I've built a few banks of cabinets and read a couple Bob Lang books. But I can't figure out when drawer stretchers (aka spreaders) are necessary. In my next cabinet build, I'm using tandem blumotion slides. The cabinets are a hybrid face frame-frameless. The face frame you see in the picture will actually be flush with the inside of the cabinet. As I understand it, you can mount the blum slides to the side of the cabinet box so you don't need a drawer stretcher or face frame at the front for mounting.

So, with respect to drawer stretchers, a few questions:

1) Is there any reason stretchers would be required in different types of cabinet construction methods but not others (face frame vs. frameless)?

2) Is the issue of whether stretchers are needed a matter of the cabinet width? I could see where they would add to the structural integrity and squareness of a 36" cabinet but might not be needed in a 24"

3) Why do you almost always see stretchers used in cabinets with a single drawer on top of doors?

I'd appreciate folks' opinions for and against stretchers. It seems like you gain strength but loose a little drawer volume.


----------



## Nubsnstubs (Aug 30, 2013)

I build all my cabinets with face frames. It helps to eliminate the accuracy required if using inset doors and drawers. The "stretchers" you ask about are necessary to keep the uprights in place when building your cabinets and also provide stops for the doors or drawers without having the need to put stop devices on the doors or drawers. In other words, I hate inset or frameless cabinets. Surface mount doors and drawers are the way to go if you are in the business of building cabinets or furniture, but sometimes you have to build inset stuff. (I hate it!!)

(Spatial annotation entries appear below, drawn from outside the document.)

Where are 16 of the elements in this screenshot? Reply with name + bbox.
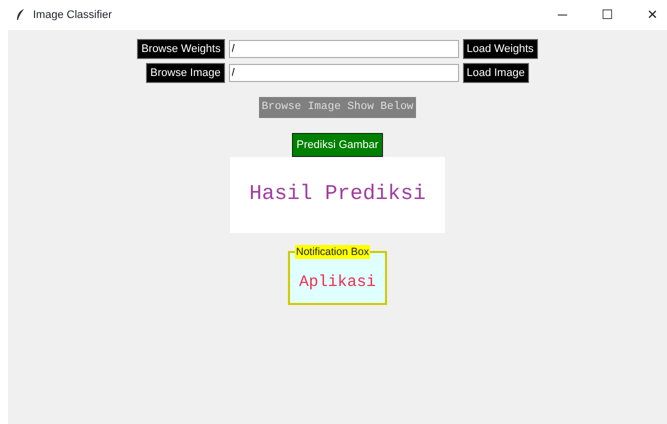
load-button[interactable]: Load Weights: [462, 39, 538, 59]
path-field[interactable]: /: [228, 40, 459, 58]
minimize-button[interactable]: ─: [540, 5, 585, 25]
result-text: Hasil Prediksi: [249, 182, 426, 208]
path-field[interactable]: /: [228, 64, 459, 82]
image-label: Browse Image Show Below: [258, 97, 416, 118]
notification-title: Notification Box: [295, 245, 370, 259]
maximize-button[interactable]: ☐: [585, 5, 630, 25]
window-title: Image Classifier: [33, 8, 112, 23]
close-button[interactable]: ✕: [630, 5, 667, 25]
feather-icon: [16, 9, 25, 21]
browse-button[interactable]: Browse Image: [146, 63, 225, 83]
browse-button[interactable]: Browse Weights: [137, 39, 225, 59]
notification-text: Aplikasi: [299, 272, 376, 293]
predict-button[interactable]: Prediksi Gambar: [292, 132, 384, 157]
load-button[interactable]: Load Image: [462, 63, 529, 83]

What's next is my own personal opinion and not an attack on your cabinet build. Your assembly looks to be uniform with all the gaps you need to have everything work and open properly.

I would have the bottom rail (stretcher) butt into the right side stile instead of it (stile) sitting on the bottom rail (stretcher). The middle stile should be sitting on the bottom rail instead of how you did it. I also would have put a top rail (stretcher) on it matching the bottom rail (stretcher). The smaller drawers look pretty good, but the one next to the bottom looks smaller than the others. The larger drawers would look better with the largest drawer on the bottom. Other than that, the cabinet you posted looks pretty good and should serve you well for many years. ................. Jerry (in Tucson)


----------



## jsvenson11 (Feb 8, 2018)

Jerry,

Much appreciated. I take it then that the stretchers are not critically but may make the assembly and alignment a little easier for inset cabinets. I've also read that stretchers can add a little structural integrity if you have a heavy countertop and keep the cabinet sides from bowing.

Regarding the drawers, I think you're right. I'll fix that as I keep going through the design and post some more pictures once everything is in its place.

We went back and forth between doing full overlay shaker on a face frame vs. doing inset "slab" style doors. Ultimately, we decided on inset slabs because we like the style. I agree that they are more difficult (and annoying) to build. We'll be using MDF core plywood for the doors due to large seasonal humidity variations in Alaska. That should keep them flat and avoid expansion issues somewhat.

I completely agree with your comments on the stiles and rails. That was an oversight on my part. The middle stile should be sitting on top of the bottom stretcher/rail and the bottom stretcher/rail should be butting into the right stile. That's the arrangement I had elsewhere.

PS the cholla vase on your site is great!


----------